Certes les moyens de paiement disponibles en 2002 lors de la prise de ce texte ont évolués (nous avons désormais les cartes bancaires régionales et les wallets mobiles) mais l’esprit reste le même. Le montant limite de 100.000 F CFA initialement proposé semble une bonne base de départ (après ceci peut être relevé ou revu à la baisse). Les Etats doivent donner l’exemple via les entreprises et administrations publiques ou semi-publiques pour une stricte application de ces textes en optant pour des solutions « neutres » (j’insiste vraiment sur ce point) vis à vis de tous les acteurs et ouvertes à tous : banques, EME, Fintechs , etc.. Si les états montrent la voie, et changent progressivement les habitudes il sera alors facile d’imposer aux autres acteurs privés la feuille de route de la digitalisation des paiements. Et aller au besoin à des mesures coercitives.

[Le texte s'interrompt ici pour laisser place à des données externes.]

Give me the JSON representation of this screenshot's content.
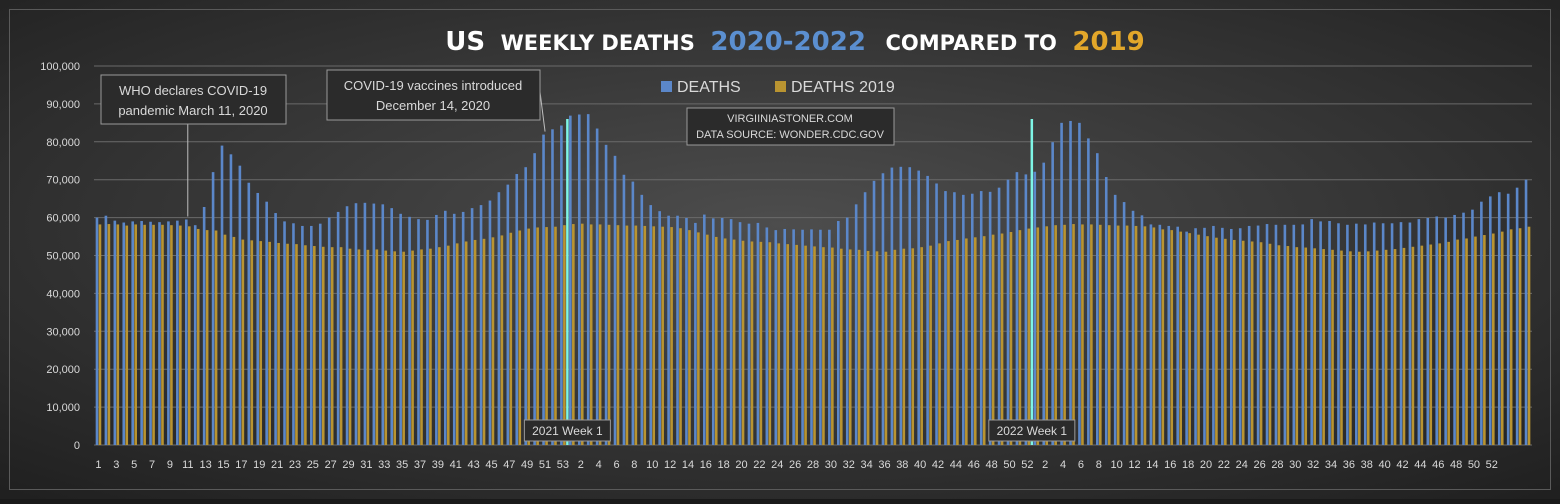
{
  "colors": {
    "background_center": "#4d4d4d",
    "background_edge": "#1f1f1f",
    "deaths": "#5b87c9",
    "deaths_2019": "#b99431",
    "title_white": "#ffffff",
    "title_blue": "#5b8fd0",
    "title_gold": "#e3a72a",
    "marker": "#7ef5e6",
    "grid": "#6a6a6a",
    "text": "#d9d9d9"
  },
  "chart_data": {
    "type": "bar",
    "title": {
      "part1": "US",
      "part2": "WEEKLY DEATHS",
      "part3": "2020-2022",
      "part4": "COMPARED TO",
      "part5": "2019"
    },
    "legend": {
      "position": "top-center",
      "items": [
        "DEATHS",
        "DEATHS 2019"
      ]
    },
    "source_line1": "VIRGIINIASTONER.COM",
    "source_line2": "DATA SOURCE: WONDER.CDC.GOV",
    "ylim": [
      0,
      100000
    ],
    "yticks": [
      0,
      10000,
      20000,
      30000,
      40000,
      50000,
      60000,
      70000,
      80000,
      90000,
      100000
    ],
    "ytick_labels": [
      "0",
      "10,000",
      "20,000",
      "30,000",
      "40,000",
      "50,000",
      "60,000",
      "70,000",
      "80,000",
      "90,000",
      "100,000"
    ],
    "week_labels": [
      "1",
      "2",
      "3",
      "4",
      "5",
      "6",
      "7",
      "8",
      "9",
      "10",
      "11",
      "12",
      "13",
      "14",
      "15",
      "16",
      "17",
      "18",
      "19",
      "20",
      "21",
      "22",
      "23",
      "24",
      "25",
      "26",
      "27",
      "28",
      "29",
      "30",
      "31",
      "32",
      "33",
      "34",
      "35",
      "36",
      "37",
      "38",
      "39",
      "40",
      "41",
      "42",
      "43",
      "44",
      "45",
      "46",
      "47",
      "48",
      "49",
      "50",
      "51",
      "52",
      "53",
      "1",
      "2",
      "3",
      "4",
      "5",
      "6",
      "7",
      "8",
      "9",
      "10",
      "11",
      "12",
      "13",
      "14",
      "15",
      "16",
      "17",
      "18",
      "19",
      "20",
      "21",
      "22",
      "23",
      "24",
      "25",
      "26",
      "27",
      "28",
      "29",
      "30",
      "31",
      "32",
      "33",
      "34",
      "35",
      "36",
      "37",
      "38",
      "39",
      "40",
      "41",
      "42",
      "43",
      "44",
      "45",
      "46",
      "47",
      "48",
      "49",
      "50",
      "51",
      "52",
      "1",
      "2",
      "3",
      "4",
      "5",
      "6",
      "7",
      "8",
      "9",
      "10",
      "11",
      "12",
      "13",
      "14",
      "15",
      "16",
      "17",
      "18",
      "19",
      "20",
      "21",
      "22",
      "23",
      "24",
      "25",
      "26",
      "27",
      "28",
      "29",
      "30",
      "31",
      "32",
      "33",
      "34",
      "35",
      "36",
      "37",
      "38",
      "39",
      "40",
      "41",
      "42",
      "43",
      "44",
      "45",
      "46",
      "47",
      "48",
      "49",
      "50",
      "51",
      "52"
    ],
    "series": [
      {
        "name": "DEATHS",
        "values": [
          60000,
          60500,
          59200,
          58700,
          59000,
          59100,
          58900,
          58800,
          59000,
          59200,
          59500,
          58000,
          62800,
          72000,
          79000,
          76700,
          73700,
          69200,
          66500,
          64200,
          61200,
          59000,
          58500,
          57800,
          57800,
          58400,
          60000,
          61500,
          63000,
          63800,
          63900,
          63700,
          63500,
          62500,
          61000,
          60200,
          59600,
          59400,
          60700,
          61800,
          61000,
          61500,
          62500,
          63300,
          64500,
          66700,
          68700,
          71500,
          73300,
          77000,
          81900,
          83300,
          84300,
          86900,
          87200,
          87300,
          83500,
          79200,
          76300,
          71300,
          69500,
          66000,
          63300,
          61700,
          60500,
          60500,
          59900,
          58600,
          60800,
          59800,
          59900,
          59600,
          58800,
          58400,
          58600,
          57400,
          56700,
          57000,
          56900,
          56800,
          56900,
          56800,
          56800,
          59100,
          60000,
          63500,
          66700,
          69700,
          71700,
          73200,
          73400,
          73300,
          72400,
          71000,
          69000,
          67000,
          66700,
          66000,
          66300,
          67000,
          66800,
          67900,
          70000,
          72000,
          71400,
          72100,
          74500,
          79900,
          85000,
          85500,
          85000,
          80900,
          77000,
          70700,
          66000,
          64100,
          61800,
          60600,
          58200,
          58100,
          57800,
          57600,
          56300,
          57200,
          57300,
          57800,
          57300,
          57000,
          57200,
          57800,
          57900,
          58300,
          58100,
          58100,
          58100,
          58200,
          59600,
          59000,
          59100,
          58500,
          58100,
          58400,
          58200,
          58700,
          58500,
          58500,
          58800,
          58700,
          59600,
          59900,
          60300,
          60000,
          60700,
          61300,
          62100,
          64200,
          65600,
          66700,
          66300,
          67900,
          70000
        ]
      },
      {
        "name": "DEATHS 2019",
        "values": [
          58200,
          58300,
          58200,
          57900,
          58200,
          58100,
          58100,
          58100,
          58000,
          57900,
          57700,
          57000,
          56700,
          56600,
          55500,
          54900,
          54200,
          54000,
          53800,
          53600,
          53300,
          53100,
          53000,
          52700,
          52500,
          52300,
          52200,
          52200,
          51800,
          51600,
          51500,
          51600,
          51300,
          51100,
          51000,
          51300,
          51600,
          51800,
          52200,
          52600,
          53200,
          53700,
          54100,
          54400,
          54800,
          55300,
          56000,
          56600,
          57100,
          57400,
          57500,
          57600,
          58000,
          58300,
          58400,
          58200,
          58200,
          58100,
          58000,
          57900,
          57900,
          57800,
          57700,
          57600,
          57500,
          57200,
          56700,
          56100,
          55500,
          54900,
          54500,
          54200,
          53900,
          53700,
          53600,
          53500,
          53200,
          53000,
          52800,
          52600,
          52400,
          52200,
          52100,
          51800,
          51600,
          51500,
          51200,
          51100,
          51000,
          51500,
          51800,
          51900,
          52200,
          52600,
          53200,
          53800,
          54100,
          54500,
          54800,
          55100,
          55500,
          55800,
          56200,
          56700,
          57100,
          57400,
          57700,
          58000,
          58100,
          58300,
          58200,
          58200,
          58100,
          58000,
          57900,
          57900,
          57800,
          57700,
          57400,
          56900,
          56700,
          56300,
          55900,
          55500,
          55100,
          54700,
          54400,
          54100,
          53900,
          53700,
          53500,
          53100,
          52700,
          52500,
          52200,
          52100,
          51900,
          51700,
          51500,
          51300,
          51100,
          51000,
          51100,
          51300,
          51500,
          51700,
          52000,
          52300,
          52600,
          52900,
          53200,
          53600,
          54200,
          54500,
          55000,
          55400,
          55800,
          56300,
          56900,
          57200,
          57600,
          58000
        ]
      }
    ],
    "markers": [
      {
        "index": 53,
        "label": "2021 Week 1"
      },
      {
        "index": 105,
        "label": "2022 Week 1"
      }
    ],
    "annotations": [
      {
        "line1": "WHO declares COVID-19",
        "line2": "pandemic March 11, 2020",
        "target_index": 10
      },
      {
        "line1": "COVID-19 vaccines introduced",
        "line2": "December 14, 2020",
        "target_index": 50
      }
    ]
  }
}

Cette approche est primordiale car avec une augmentation des flux et des transactions, les acteurs financiers pourraient alors miser sur les volumes et revoir à la baisse les taux de commissions. Il apparaît donc plus que nécessaire que cette directive soit remise au goût du jour et que dans chacun de nos Etat,s cela se décline réellement en mesures incitatives concrètes. A situation exceptionnelle, solutions exceptionnelles ! Certaines propositions peuvent paraître « contraires » à la doctrine classique du paiement, mais partent d’un constat factuel et de données du marché. Il nous faut donc avoir le courage de sortir de certains conservatismes et dogmes et trouver le modèle le plus adapté à nos réalités pour booster cette activité, quitte à revenir plus tard aux règles classiques une fois que l’écosystème aura été viabilisé. Cette contribution n’est que le fruit de ma réflexion personnelle, et n’engage que moi. J’espère surtout à travers cette initiative à lancer un débat constructif sur le sujet.
Luke KPENOU
Consultant Systèmes et Moyens de paiement / Finance Digitale
Manager Régional de Marcheé (Benin – Burkina Faso – Cote d’Ivoire – Togo ).
Direction du Reseau du Marche et de la Qualite (DRMQ)
Bureau GIM-UEMOA de représentation Abidjan (Côte d’Ivoire).